In an attempt to dredge out the mud from these waters, I have updated the wiki page at http://hackage.haskell.org/trac/ghc/wiki/NewAxioms to have the correct details about the current implementation (which has been merged with HEAD). A few salient points: * Open (normal, old-fashioned) type families are essentially unchanged. In particular, coincident overlap and non-linear patterns *are* allowed. * The overlap check between open type family instances now does a unification without an "occurs check" to mark (x, x) and ([y], y) as overlapping, as necessary for type soundness. * Coincident overlap within closed families works just fine, the way you might expect. In particular, in both the theory and the implementation, any set of type instances you could write in an open family can be combined in a closed family, and they will behave in exactly the same way. This is a marked improvement over the last implementation. As for AntC's finer-grained UndecidableInstances: I think that would be great, too. In general, I'm of the opinion that the brutal termination checker could use some improvements. But, there's little incentive to do so, with the ease of just saying UndecidableInstances. Even then, though, some reasonable type-level computations really don't terminate in all cases (division) and these still have a role to play. Richard PS: Sorry to those of you who have used "type instance where" and now find that your code doesn't compile. We (Simon, Dimitrios, and I) put a good deal of thought into the original design. But, we really liked the new one more. Given that the feature never made it into a released GHC, we thought it was OK to make this breaking change before it became impossible. Note that you can simulate the openness of "type instance where" by using an open family with closed family helpers.
-----Original Message----- From: glasgow-haskell-users-bounces@haskell.org [mailto:glasgow-haskell- users-bounces@haskell.org] On Behalf Of AntC Sent: 24 June 2013 03:59 To: glasgow-haskell-users@haskell.org Subject: Re: Repeated variables in type family instances - UndecidableInstances
Richard Eisenberg
writes: ... The plan of action is to use the check labeled (B) on the wiki page. This check does *not* ban all nonlinear type families.
Thanks Richard, great! Then the focus of attention moves to infinite types.
I don't think anybody intentionally wants infinite types, so UndecidableInstances ought to be switched off, to catch unintended instances.
But often there's a need for one or two instances to break the coverage conditions. (For example one of Oleg's standard techniques is to introduce a 'helper class' that has the same parameters as the based-on class, plus some extra parameter that drives instance selection, and is computed from the types of the arguments. It's not easy to see at this stage how that technique will translate into 'closed type families'.)

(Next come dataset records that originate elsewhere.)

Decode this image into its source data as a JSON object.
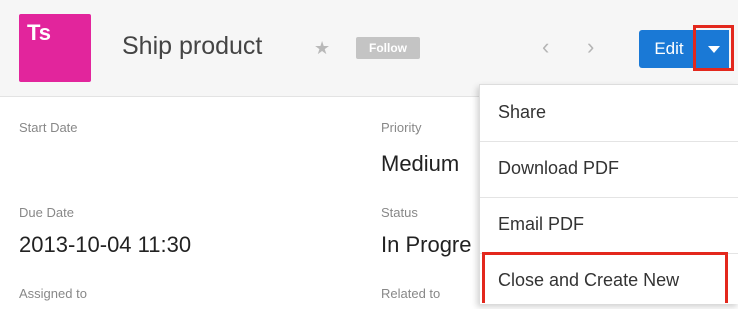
{
  "header": {
    "avatar_initials": "Ts",
    "title": "Ship product",
    "follow_label": "Follow",
    "edit_label": "Edit"
  },
  "fields": {
    "start_date_label": "Start Date",
    "start_date_value": "",
    "priority_label": "Priority",
    "priority_value": "Medium",
    "due_date_label": "Due Date",
    "due_date_value": "2013-10-04 11:30",
    "status_label": "Status",
    "status_value": "In Progre",
    "assigned_label": "Assigned to",
    "related_label": "Related to"
  },
  "menu": {
    "items": [
      {
        "label": "Share"
      },
      {
        "label": "Download PDF"
      },
      {
        "label": "Email PDF"
      },
      {
        "label": "Close and Create New"
      }
    ]
  },
  "colors": {
    "avatar": "#e2259c",
    "primary_button": "#1a79d6",
    "highlight": "#e3281d"
  }
}
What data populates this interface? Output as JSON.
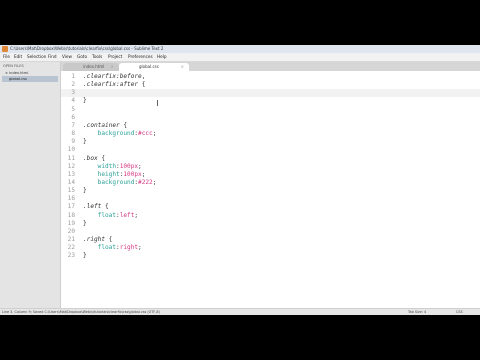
{
  "window": {
    "title": "C:\\Users\\Mat\\Dropbox\\Web\\s\\tutorials\\clearfix\\css\\global.css - Sublime Text 2"
  },
  "menu": [
    "File",
    "Edit",
    "Selection",
    "Find",
    "View",
    "Goto",
    "Tools",
    "Project",
    "Preferences",
    "Help"
  ],
  "sidebar": {
    "header": "OPEN FILES",
    "items": [
      {
        "label": "index.html",
        "prefix": "×"
      },
      {
        "label": "global.css",
        "prefix": ""
      }
    ]
  },
  "tabs": [
    {
      "label": "index.html",
      "close": "×",
      "active": false
    },
    {
      "label": "global.css",
      "close": "×",
      "active": true
    }
  ],
  "editor": {
    "current_line": 3,
    "lines": [
      {
        "n": "1",
        "tokens": [
          {
            "t": ".clearfix",
            "c": "sel"
          },
          {
            "t": ":before",
            "c": "pseudo"
          },
          {
            "t": ",",
            "c": "punc"
          }
        ]
      },
      {
        "n": "2",
        "tokens": [
          {
            "t": ".clearfix",
            "c": "sel"
          },
          {
            "t": ":after",
            "c": "pseudo"
          },
          {
            "t": " {",
            "c": "punc"
          }
        ]
      },
      {
        "n": "3",
        "tokens": []
      },
      {
        "n": "4",
        "tokens": [
          {
            "t": "}",
            "c": "punc"
          }
        ]
      },
      {
        "n": "5",
        "tokens": []
      },
      {
        "n": "6",
        "tokens": []
      },
      {
        "n": "7",
        "tokens": [
          {
            "t": ".container",
            "c": "sel"
          },
          {
            "t": " {",
            "c": "punc"
          }
        ]
      },
      {
        "n": "8",
        "tokens": [
          {
            "t": "    background",
            "c": "prop"
          },
          {
            "t": ":",
            "c": "punc"
          },
          {
            "t": "#ccc",
            "c": "val"
          },
          {
            "t": ";",
            "c": "punc"
          }
        ]
      },
      {
        "n": "9",
        "tokens": [
          {
            "t": "}",
            "c": "punc"
          }
        ]
      },
      {
        "n": "10",
        "tokens": []
      },
      {
        "n": "11",
        "tokens": [
          {
            "t": ".box",
            "c": "sel"
          },
          {
            "t": " {",
            "c": "punc"
          }
        ]
      },
      {
        "n": "12",
        "tokens": [
          {
            "t": "    width",
            "c": "prop"
          },
          {
            "t": ":",
            "c": "punc"
          },
          {
            "t": "100px",
            "c": "val"
          },
          {
            "t": ";",
            "c": "punc"
          }
        ]
      },
      {
        "n": "13",
        "tokens": [
          {
            "t": "    height",
            "c": "prop"
          },
          {
            "t": ":",
            "c": "punc"
          },
          {
            "t": "100px",
            "c": "val"
          },
          {
            "t": ";",
            "c": "punc"
          }
        ]
      },
      {
        "n": "14",
        "tokens": [
          {
            "t": "    background",
            "c": "prop"
          },
          {
            "t": ":",
            "c": "punc"
          },
          {
            "t": "#222",
            "c": "val"
          },
          {
            "t": ";",
            "c": "punc"
          }
        ]
      },
      {
        "n": "15",
        "tokens": [
          {
            "t": "}",
            "c": "punc"
          }
        ]
      },
      {
        "n": "16",
        "tokens": []
      },
      {
        "n": "17",
        "tokens": [
          {
            "t": ".left",
            "c": "sel"
          },
          {
            "t": " {",
            "c": "punc"
          }
        ]
      },
      {
        "n": "18",
        "tokens": [
          {
            "t": "    float",
            "c": "prop"
          },
          {
            "t": ":",
            "c": "punc"
          },
          {
            "t": "left",
            "c": "val"
          },
          {
            "t": ";",
            "c": "punc"
          }
        ]
      },
      {
        "n": "19",
        "tokens": [
          {
            "t": "}",
            "c": "punc"
          }
        ]
      },
      {
        "n": "20",
        "tokens": []
      },
      {
        "n": "21",
        "tokens": [
          {
            "t": ".right",
            "c": "sel"
          },
          {
            "t": " {",
            "c": "punc"
          }
        ]
      },
      {
        "n": "22",
        "tokens": [
          {
            "t": "    float",
            "c": "prop"
          },
          {
            "t": ":",
            "c": "punc"
          },
          {
            "t": "right",
            "c": "val"
          },
          {
            "t": ";",
            "c": "punc"
          }
        ]
      },
      {
        "n": "23",
        "tokens": [
          {
            "t": "}",
            "c": "punc"
          }
        ]
      }
    ]
  },
  "status": {
    "left": "Line 3, Column 9; Saved C:\\Users\\Mat\\Dropbox\\Web\\s\\tutorials\\clearfix\\css\\global.css (UTF-8)",
    "tab_size": "Tab Size: 4",
    "syntax": "CSS"
  },
  "colors": {
    "selector": "#333333",
    "property": "#2aa198",
    "value": "#d33682",
    "accent": "#e0883a"
  }
}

The trouble with the UndecidableInstances flag is that it's a very blunt instrument module-wide. A 'nice to have' would be to make it finer-grained: - set Undecidableness on a per-instance or per-family basis. - or even: validate that the RHS of this instance uses a decidable family but allow the RHS to break cover compared to LHS
(OK, I know that for a 'decidable' family there could be instances declared in other modules that get compiled with a different flag setting. But with 'closed type families', that can't happen, right?)